The good news is that it’s Friday, and that means it’s Official Almost The Weekend Day. I totally approve of weekends.
The bad news is that i am SO not awake, have already been up since 4am, my coffee still hasn’t kicked in yet, and already my feed reader has a number of things that are helping me further develop that involuntary twitch under my left eye. Yay for helpful! And because Sharing Is Caring, i’m going to post some links. Hopefully i’ve given enough “holy crap i am cranky right now” caveats, so on with the rantybits.
First up is a page from BBC Health: Fibromyalgia. It’s a fact sheet with some relatively common information about the condition. I read through the entire thing, and didn’t get eye-twitchy until i read this bit:
Around one in 100 people develops fibromyalgia at some point in their lives, most often during middle age. The majority of those affected are women, although men and children can be affected.
One of my pet peeves about reporting on fibromyalgia is the pushing of the idea that it’s something that mostly affects middle-aged women. A decade ago, it was commonly referred to as a “wastebasket diagnosis” at best, and an excuse for lazy, whining middle-aged housewives at worst. Since the symptoms of fibromyalgia are so varied and bizarre, there is a relatively long list of other conditions that need to be ruled out before a decent physician should give a diagnosis of fibromyalgia. Therefore, some people go for years (in some cases, decades) before finding out that fibro is what’s going on with them - so IME/IMO it’s not that it primarily affects middle-aged women, but rather that it’s frequently not until middle age that someone hears the fibro diagnosis. I can recall fibro symptoms as early as 5 or 6, but didn’t get a diagnosis until i was in my 20s.

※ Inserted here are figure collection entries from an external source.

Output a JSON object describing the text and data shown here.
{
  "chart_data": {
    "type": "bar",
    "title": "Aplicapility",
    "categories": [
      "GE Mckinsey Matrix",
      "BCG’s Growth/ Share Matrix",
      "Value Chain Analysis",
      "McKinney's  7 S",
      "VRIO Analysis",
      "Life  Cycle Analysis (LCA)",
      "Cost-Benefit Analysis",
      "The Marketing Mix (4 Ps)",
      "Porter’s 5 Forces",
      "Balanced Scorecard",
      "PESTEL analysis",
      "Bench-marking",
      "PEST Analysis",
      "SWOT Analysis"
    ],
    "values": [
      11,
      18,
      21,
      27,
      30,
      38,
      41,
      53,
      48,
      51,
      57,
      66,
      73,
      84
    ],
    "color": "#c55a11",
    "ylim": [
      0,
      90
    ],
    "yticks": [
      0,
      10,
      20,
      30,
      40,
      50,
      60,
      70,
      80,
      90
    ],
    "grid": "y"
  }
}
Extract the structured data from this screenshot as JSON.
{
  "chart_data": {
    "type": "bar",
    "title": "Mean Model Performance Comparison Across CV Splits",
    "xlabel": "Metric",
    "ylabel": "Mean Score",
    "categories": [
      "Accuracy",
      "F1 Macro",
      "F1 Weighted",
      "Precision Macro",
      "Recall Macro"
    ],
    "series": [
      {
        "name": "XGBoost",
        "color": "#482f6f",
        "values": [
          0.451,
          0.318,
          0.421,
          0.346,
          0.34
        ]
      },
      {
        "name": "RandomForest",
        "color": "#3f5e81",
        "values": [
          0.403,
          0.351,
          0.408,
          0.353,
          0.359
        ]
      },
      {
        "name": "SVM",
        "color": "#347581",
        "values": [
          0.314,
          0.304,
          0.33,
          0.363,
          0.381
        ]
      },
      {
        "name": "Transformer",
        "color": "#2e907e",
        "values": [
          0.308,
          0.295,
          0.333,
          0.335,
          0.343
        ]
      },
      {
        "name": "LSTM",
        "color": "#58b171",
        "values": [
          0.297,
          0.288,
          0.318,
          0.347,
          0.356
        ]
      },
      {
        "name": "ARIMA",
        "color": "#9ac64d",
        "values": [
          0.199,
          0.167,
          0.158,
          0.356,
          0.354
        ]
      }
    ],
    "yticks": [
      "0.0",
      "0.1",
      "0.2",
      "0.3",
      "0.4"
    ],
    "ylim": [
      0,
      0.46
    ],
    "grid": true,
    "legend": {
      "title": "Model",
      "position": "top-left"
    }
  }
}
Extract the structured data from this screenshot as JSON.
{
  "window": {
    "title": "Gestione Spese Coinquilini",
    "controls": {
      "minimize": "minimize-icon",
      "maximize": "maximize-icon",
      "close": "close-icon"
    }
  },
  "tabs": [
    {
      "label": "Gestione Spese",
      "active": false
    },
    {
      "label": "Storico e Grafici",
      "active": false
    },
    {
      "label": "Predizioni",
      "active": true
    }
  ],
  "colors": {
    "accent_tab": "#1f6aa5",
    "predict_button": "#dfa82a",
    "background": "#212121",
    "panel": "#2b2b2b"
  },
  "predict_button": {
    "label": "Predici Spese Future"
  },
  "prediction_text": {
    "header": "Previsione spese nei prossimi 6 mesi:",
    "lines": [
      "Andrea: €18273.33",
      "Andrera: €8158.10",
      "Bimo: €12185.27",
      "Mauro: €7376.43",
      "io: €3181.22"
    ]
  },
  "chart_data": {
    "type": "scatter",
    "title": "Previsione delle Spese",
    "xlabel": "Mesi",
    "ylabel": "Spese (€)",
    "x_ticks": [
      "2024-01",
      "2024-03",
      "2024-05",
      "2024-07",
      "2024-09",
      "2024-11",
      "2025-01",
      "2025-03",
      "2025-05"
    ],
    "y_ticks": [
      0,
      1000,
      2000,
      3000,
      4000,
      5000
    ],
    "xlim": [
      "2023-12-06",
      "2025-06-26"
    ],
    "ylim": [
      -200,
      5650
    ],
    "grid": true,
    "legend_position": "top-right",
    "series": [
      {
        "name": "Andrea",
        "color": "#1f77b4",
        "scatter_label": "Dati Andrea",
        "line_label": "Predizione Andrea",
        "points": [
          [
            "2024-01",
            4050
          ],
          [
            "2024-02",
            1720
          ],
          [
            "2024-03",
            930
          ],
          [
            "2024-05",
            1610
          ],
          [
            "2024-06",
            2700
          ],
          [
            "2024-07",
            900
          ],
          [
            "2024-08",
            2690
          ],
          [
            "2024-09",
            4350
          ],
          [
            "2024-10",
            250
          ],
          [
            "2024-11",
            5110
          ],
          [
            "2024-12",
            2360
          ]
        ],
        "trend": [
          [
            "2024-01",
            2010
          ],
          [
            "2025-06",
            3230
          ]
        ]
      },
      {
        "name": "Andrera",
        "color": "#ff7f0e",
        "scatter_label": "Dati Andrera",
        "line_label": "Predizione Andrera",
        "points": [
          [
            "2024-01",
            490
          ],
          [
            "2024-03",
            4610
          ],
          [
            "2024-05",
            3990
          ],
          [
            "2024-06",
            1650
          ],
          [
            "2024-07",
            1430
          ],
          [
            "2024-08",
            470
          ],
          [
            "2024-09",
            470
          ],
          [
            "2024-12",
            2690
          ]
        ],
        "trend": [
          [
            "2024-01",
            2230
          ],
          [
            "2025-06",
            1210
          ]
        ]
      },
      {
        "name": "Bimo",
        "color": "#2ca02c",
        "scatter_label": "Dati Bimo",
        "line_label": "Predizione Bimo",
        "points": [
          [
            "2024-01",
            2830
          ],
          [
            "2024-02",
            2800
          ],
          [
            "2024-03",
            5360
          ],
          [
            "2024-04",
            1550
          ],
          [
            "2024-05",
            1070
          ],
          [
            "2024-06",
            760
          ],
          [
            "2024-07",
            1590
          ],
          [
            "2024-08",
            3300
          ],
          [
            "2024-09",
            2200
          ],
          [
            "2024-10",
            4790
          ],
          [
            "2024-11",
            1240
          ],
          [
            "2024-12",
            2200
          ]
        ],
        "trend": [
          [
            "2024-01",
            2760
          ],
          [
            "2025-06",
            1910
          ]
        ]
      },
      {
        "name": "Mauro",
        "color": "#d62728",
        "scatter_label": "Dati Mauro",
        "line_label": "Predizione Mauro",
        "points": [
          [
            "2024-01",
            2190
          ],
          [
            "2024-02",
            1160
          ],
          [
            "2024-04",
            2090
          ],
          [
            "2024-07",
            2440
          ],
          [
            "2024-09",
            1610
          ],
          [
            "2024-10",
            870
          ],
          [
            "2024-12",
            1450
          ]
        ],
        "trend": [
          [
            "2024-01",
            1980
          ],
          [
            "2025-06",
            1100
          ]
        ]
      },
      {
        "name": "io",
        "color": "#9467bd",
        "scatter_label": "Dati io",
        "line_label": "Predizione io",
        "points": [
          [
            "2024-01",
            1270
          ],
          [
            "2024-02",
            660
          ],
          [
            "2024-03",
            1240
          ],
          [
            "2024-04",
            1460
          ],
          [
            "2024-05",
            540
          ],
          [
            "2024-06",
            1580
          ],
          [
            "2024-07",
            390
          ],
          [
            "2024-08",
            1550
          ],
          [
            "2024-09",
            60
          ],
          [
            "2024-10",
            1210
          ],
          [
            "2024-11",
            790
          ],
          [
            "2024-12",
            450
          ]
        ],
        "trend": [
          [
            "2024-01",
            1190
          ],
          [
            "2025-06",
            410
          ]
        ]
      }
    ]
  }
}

This next bit might seem like a minor detail: on other BBC Health pages, the picture at the top of the page seems to be at least partially representative of the people most affected by the conditions or treatments for the condition. The allergies page has a kid waiting to get allergy tests; on the cancer page is a slew of people of a wide variety of ages and nationalities; on the muscle pain you’ve got a picture of a dude getting a massage, while the asthma page shows someone using an inhaler. On the fibromyalgia page is a grey-haired woman with an expression that would curdle fresh milk. *facepalm*
Moving right along…
Okay, i really don’t want this next part to be misinterpreted, so i’m going to try to state something up front: i am not glad this person died, nor am i snarking them specifically. Rather, i am snarking the idea of “lose weight for a longer life” bit of woohah. From the NYT we have the following article: Sidney Craig, 76, a Founder of Jenny Craig, Dies. Gee, isn’t 76 rather young, all things considered? Yeah, i’m going to hell, i’m a bad person, etc etc. So many tasteless jokes, so little time.
In other news, we hop back over to the other side of the pond to read that BBC has decided to revisit the “fat friends make you fat” crap. The particular angle in this article comes down to fat people being a bunch of enablers who, by being fat, give “permission” to the people around them to eat more.
The first thing that came to mind is that little game that people play when we go out to eat with someone else or a group of someone else’s. You can always tell who’s going to play it because they want to make sure they order last - they have to hear what everyone else is eating, because if everyone else orders a salad, it’s an OMFG HUGE CATASTROPHE if they order a cheeseburger. Never mind if everyone else ordered a salad because that’s what they genuinely wanted to eat (because a good salad is just fucking delish), there’s usually someone who wants to make sure no one is going to judge them based on what they’re eating.
Now, given that, i’d almost be inclined to believe them if it weren’t for that whole “don’t know how to make a thin person fat any more than we know how to make a fat person thing” thing. That and the wacky “correllation does not equal causation” bit. Minor things, really.


July 25, 2008 at 1:54 pm
I think it’d be more accurate to say that dieting friends make you fat, as we know that dieting causes weight gain, and that women engage in competitive not-eating in social situations all the time.
July 25, 2008 at 8:22 pm
The whole fat-friends-make-you-fat thing has always seemed to me to be a bit panopticon-y; it makes people police their own behavior to a very sad extent, and possibly with the cost of ruining great friendships.